Professora que perdeu chamado de convocação obtém liminar para ser nomeada pelo Estado do Amazonas

Professora que perdeu chamado de convocação obtém liminar para ser nomeada pelo Estado do Amazonas

A Defensoria Pública do Amazonas pediu e obteve liminar em Mandado de Segurança a favor de assistida que, aprovada em seleção pública simplificada fora do número de vagas disponibilizadas para o exercício da função pública de professora de educação especial, teve convocação em tempo muito depois do concurso, transcorrendo, concretamente, o espaço de quase dois anos entre a data da seleção e o chamamento. Ocorre que a educadora Neide Maria Caldas de Oliveira Marinho foi convocada, dentre outros candidatos, por meio do Diário Oficial do Estado, em novembro de 2021, mas, a ciência, pela interessada somente se deu aos 13 de dezembro daquele pretérito ano. Foi Relator Paulo César Caminha e Lima. 
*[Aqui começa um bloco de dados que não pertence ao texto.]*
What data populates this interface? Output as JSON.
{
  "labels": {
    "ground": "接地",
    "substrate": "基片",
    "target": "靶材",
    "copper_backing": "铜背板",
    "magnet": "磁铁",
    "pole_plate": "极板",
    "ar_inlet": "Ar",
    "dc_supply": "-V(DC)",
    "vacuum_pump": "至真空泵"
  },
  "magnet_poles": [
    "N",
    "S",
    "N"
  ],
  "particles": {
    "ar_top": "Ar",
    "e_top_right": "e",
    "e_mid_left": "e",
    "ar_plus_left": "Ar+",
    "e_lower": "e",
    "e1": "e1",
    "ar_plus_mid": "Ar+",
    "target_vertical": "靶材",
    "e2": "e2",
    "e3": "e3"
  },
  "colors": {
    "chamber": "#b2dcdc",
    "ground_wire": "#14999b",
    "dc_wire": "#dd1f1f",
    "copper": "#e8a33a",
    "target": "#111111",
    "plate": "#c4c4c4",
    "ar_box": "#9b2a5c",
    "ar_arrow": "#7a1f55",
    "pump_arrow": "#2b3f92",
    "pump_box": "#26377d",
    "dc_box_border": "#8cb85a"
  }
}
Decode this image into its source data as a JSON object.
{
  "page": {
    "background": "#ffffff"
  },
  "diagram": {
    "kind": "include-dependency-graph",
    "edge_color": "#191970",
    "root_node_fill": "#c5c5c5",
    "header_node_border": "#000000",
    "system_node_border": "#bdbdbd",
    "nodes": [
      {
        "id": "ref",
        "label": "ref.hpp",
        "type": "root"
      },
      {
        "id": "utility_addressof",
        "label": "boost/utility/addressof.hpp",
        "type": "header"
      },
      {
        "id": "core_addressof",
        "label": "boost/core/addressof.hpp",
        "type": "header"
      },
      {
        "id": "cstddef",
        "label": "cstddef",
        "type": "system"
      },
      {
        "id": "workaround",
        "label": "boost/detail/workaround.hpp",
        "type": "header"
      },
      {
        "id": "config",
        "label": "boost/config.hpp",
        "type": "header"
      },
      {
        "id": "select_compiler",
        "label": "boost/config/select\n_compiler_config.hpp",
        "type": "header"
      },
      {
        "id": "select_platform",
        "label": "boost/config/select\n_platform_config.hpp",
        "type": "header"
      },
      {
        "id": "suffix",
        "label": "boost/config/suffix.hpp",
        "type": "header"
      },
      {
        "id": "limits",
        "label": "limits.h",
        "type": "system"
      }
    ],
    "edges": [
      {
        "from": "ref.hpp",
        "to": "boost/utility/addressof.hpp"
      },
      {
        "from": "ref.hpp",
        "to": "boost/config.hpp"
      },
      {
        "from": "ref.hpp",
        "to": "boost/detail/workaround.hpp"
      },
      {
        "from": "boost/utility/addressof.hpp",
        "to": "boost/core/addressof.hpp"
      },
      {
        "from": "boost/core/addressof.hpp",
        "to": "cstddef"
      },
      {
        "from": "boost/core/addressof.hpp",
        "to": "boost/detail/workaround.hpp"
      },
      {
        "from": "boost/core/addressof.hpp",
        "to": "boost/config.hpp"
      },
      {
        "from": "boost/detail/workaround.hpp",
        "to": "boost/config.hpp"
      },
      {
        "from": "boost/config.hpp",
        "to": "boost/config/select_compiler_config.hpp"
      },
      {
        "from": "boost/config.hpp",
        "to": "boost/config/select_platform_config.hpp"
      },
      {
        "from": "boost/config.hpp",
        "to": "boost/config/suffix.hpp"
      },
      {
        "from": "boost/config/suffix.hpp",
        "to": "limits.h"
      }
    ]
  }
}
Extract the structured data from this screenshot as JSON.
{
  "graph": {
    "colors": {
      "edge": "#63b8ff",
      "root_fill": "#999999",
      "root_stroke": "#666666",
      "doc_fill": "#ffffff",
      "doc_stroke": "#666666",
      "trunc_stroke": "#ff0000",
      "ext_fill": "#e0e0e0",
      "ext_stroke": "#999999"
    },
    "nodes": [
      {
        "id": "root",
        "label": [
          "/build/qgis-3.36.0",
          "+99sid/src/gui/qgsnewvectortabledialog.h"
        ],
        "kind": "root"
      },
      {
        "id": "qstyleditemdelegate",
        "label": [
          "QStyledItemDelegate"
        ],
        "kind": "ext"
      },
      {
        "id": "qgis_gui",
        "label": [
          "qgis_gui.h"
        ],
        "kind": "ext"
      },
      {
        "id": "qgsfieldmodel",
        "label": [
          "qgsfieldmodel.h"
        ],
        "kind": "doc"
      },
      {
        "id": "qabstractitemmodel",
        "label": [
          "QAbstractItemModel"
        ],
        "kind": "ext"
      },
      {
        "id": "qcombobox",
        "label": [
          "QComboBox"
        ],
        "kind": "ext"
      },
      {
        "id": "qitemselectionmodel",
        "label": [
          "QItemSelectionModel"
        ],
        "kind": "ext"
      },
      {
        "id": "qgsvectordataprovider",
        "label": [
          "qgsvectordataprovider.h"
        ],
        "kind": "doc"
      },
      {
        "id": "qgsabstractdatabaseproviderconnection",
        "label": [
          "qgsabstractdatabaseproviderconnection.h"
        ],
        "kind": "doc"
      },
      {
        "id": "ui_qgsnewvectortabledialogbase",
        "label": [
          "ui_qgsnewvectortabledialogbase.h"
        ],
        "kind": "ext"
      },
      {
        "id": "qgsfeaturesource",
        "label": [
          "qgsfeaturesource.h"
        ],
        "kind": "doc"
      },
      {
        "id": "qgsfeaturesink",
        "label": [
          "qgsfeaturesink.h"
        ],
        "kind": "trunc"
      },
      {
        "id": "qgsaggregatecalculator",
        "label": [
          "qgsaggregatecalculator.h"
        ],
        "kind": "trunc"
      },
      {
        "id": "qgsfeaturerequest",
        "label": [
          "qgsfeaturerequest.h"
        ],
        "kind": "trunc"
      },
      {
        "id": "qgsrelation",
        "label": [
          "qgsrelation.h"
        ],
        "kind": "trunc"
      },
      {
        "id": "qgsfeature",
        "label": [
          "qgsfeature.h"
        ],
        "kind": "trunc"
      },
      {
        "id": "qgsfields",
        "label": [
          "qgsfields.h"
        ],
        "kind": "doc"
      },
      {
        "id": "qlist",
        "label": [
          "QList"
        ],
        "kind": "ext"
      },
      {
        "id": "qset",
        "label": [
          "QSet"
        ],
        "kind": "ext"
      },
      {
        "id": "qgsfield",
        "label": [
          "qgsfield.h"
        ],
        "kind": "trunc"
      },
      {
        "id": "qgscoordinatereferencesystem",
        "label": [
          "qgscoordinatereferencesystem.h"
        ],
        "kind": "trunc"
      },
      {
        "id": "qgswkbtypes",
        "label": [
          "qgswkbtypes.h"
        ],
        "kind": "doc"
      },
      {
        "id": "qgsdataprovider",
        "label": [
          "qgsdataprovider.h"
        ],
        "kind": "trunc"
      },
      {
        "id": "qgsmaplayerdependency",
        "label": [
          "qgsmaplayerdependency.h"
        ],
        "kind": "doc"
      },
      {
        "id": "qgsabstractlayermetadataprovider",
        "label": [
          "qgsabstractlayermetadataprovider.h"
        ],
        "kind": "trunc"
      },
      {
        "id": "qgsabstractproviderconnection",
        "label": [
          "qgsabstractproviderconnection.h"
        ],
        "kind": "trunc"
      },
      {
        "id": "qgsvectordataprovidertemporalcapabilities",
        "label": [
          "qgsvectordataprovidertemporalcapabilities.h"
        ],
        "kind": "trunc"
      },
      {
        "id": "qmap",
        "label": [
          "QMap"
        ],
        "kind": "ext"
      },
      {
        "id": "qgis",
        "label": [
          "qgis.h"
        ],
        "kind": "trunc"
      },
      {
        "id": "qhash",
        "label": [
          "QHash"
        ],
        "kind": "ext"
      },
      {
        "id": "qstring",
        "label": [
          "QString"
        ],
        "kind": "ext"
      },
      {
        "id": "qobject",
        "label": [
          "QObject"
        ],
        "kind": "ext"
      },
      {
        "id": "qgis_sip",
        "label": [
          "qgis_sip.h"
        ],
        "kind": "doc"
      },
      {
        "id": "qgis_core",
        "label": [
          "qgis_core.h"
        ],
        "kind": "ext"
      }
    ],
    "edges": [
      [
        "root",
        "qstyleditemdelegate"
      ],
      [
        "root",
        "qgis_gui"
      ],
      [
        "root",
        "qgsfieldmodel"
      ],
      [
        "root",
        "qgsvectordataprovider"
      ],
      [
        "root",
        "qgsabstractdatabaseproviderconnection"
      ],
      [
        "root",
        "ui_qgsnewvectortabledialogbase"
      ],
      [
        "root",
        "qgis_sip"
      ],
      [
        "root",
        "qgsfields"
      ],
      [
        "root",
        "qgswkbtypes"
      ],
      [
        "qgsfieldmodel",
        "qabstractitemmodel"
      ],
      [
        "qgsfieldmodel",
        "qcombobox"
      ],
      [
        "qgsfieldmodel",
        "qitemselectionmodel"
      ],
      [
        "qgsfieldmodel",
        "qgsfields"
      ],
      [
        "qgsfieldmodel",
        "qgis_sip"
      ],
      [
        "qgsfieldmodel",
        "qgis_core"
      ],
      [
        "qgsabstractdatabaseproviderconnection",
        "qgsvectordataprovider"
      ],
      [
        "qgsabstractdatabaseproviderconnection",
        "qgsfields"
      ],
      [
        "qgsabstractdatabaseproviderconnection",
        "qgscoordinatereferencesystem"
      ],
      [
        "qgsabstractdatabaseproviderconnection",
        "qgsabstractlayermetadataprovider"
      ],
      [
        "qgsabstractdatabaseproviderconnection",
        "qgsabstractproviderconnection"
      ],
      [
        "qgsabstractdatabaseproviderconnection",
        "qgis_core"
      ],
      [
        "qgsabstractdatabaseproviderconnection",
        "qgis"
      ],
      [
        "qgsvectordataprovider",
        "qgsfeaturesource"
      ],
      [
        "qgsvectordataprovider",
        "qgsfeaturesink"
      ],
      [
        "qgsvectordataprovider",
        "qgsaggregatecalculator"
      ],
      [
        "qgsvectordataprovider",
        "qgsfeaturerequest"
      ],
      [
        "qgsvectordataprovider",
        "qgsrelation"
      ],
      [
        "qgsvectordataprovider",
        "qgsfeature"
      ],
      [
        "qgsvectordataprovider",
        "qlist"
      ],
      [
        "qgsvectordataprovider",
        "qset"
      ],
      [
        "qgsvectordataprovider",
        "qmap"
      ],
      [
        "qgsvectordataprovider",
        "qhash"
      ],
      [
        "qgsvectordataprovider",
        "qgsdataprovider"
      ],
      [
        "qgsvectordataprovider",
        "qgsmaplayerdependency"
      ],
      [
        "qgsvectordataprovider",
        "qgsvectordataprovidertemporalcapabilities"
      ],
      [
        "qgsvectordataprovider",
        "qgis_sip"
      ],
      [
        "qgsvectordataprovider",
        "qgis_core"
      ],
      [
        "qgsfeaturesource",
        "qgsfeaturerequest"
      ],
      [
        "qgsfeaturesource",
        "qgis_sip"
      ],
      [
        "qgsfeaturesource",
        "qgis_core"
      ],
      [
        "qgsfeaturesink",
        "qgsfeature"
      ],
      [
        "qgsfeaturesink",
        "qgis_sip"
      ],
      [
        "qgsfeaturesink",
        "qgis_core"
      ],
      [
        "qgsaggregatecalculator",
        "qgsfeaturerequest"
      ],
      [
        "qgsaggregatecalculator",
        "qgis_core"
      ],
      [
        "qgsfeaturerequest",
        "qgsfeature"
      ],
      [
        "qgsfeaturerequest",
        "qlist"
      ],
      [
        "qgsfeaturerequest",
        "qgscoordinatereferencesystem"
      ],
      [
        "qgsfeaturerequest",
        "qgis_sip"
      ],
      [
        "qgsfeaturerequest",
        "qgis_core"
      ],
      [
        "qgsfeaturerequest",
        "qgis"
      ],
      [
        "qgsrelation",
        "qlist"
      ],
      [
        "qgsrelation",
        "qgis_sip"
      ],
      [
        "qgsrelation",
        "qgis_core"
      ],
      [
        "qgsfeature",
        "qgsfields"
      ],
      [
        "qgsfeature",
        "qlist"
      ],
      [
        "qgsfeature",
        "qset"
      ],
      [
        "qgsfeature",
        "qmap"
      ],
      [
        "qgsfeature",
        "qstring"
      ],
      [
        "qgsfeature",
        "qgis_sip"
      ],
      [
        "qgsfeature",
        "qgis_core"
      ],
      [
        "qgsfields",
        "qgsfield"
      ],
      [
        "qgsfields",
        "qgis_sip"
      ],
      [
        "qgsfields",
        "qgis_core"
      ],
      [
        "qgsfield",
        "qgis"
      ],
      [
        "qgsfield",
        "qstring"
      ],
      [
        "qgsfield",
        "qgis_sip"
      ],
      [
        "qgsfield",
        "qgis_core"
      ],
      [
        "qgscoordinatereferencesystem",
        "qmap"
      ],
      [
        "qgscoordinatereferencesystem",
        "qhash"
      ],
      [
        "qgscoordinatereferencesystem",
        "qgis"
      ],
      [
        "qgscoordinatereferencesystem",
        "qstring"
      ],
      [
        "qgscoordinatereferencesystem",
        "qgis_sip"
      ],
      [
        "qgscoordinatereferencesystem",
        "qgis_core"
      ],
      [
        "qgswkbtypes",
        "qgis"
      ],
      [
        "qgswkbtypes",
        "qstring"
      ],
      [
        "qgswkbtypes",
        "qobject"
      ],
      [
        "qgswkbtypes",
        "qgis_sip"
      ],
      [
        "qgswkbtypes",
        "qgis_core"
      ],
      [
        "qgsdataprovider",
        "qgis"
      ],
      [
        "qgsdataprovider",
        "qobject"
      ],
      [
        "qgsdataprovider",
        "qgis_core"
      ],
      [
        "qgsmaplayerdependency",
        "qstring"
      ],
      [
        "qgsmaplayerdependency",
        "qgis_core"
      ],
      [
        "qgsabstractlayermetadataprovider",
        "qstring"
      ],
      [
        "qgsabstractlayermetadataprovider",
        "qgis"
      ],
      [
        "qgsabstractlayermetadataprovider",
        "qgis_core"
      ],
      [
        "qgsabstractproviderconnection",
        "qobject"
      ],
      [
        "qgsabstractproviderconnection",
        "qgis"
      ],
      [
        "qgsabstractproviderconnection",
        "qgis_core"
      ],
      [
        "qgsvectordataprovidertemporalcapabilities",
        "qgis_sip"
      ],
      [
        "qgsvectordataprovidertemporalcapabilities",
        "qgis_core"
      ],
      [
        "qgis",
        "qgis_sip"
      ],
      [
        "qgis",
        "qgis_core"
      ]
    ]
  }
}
A Defensoria Pública do Amazonas sustentou em Mandado de Segurança que teria ocorrido violação ao princípio da publicidade, pois, não seria razoável se conceber que a comunicação da nomeação de candidato, após tempo tão longo, desde sua homologação, até o chamamento, se tenha dado unicamente na forma escolhida pelo nomeante. 

A tese levantada consistiu em afirmar que a assistida teria direito a um chamamento pessoal, pois, ao ter, nas circunstâncias enfrentadas, a rejeição quanto a entrega dos documentos sob a justificativa de que houve o transcurso do prazo previsto para a efetivação do ato, fora severamente prejudicada. 

Na decisão monocrática fundamentada pelo Magistrado, se registrou que não se mostrava adequado e crível que a candidata, mesmo aprovada fora do número de vagas, devesse ficar na obrigação de acompanhar diariamente e durante o prazo de validade do processo de seleção o Diário Oficial, pois o tempo fora muito elástico para se fazer essa exigência. 

Desta forma, a decisão considerou que houve ausência de razoabilidade  em intimação realizada pelo D.O.E, se podendo raciocinar que teria restado evidenciado a probabilidade de direito, tal como na forma requerida, deferindo-se a liminar. 

Leia a decisão:

DECISÃO de fl s. 105-111 proferida pelo Exmo. Sr. Des. Paulo César Caminha e Lima nos autos do MANDADO DE SEGURANÇA CÍVEL N. 4001030-48.2022.8.04.0000, em que é Impetrante, NEIDE MARIA CALDAS DE OLIVEIRA MARINHO, DEFENSORA, DRA. MANUELA CANTANHEDE VEIGA ANTUNES (4598/AM), e Impetrado, o EXMO. SR. GOVERNADOR DO ESTADO DO AMAZONAS, PROCURADORIA GERAL DO ESTADO DO AMAZONAS – PGE/AM, cujo teor final é o seguinte:” (…). Diante do exposto, da sumária análise da demanda e pelas razões apresentadas, defi ro o pedido liminar para determinar que a autoridade coatora convoque a impetrante para a celebração de contrato temporário para o desempenho das atividades de professor de Educação Especial 05 – Auxilar de Vida Escolar – atendidos os requisitos previstos no edital em relação à documentação obrigatória -, no prazo de 10 (dez) dias, sob pena de aplicação da multa diária fixada em R$1.000,00 (um mil reais). Na oportunidade, defiro o pedido de justiça gratuita, nos termos do art. 99, §3.º, do CPC. Notifique-se a Autoridade Coatora (Governador do Estado) para que preste as informações, no prazo da lei (LMS, art. 7.º, inciso I). Dê-se ciência da impetração do writ ao órgão de representação judicial do Estado do Amazonas para que, querendo, ingresse no Feito (LMS, art. 7.º, inciso II). Após, vista ao Ministério Público (LMS, art. 12). À Secretaria para as providências cabíveis. Cumpra-se”. Manaus, 17 de março de 2022. Secretaria do Tribunal Pleno.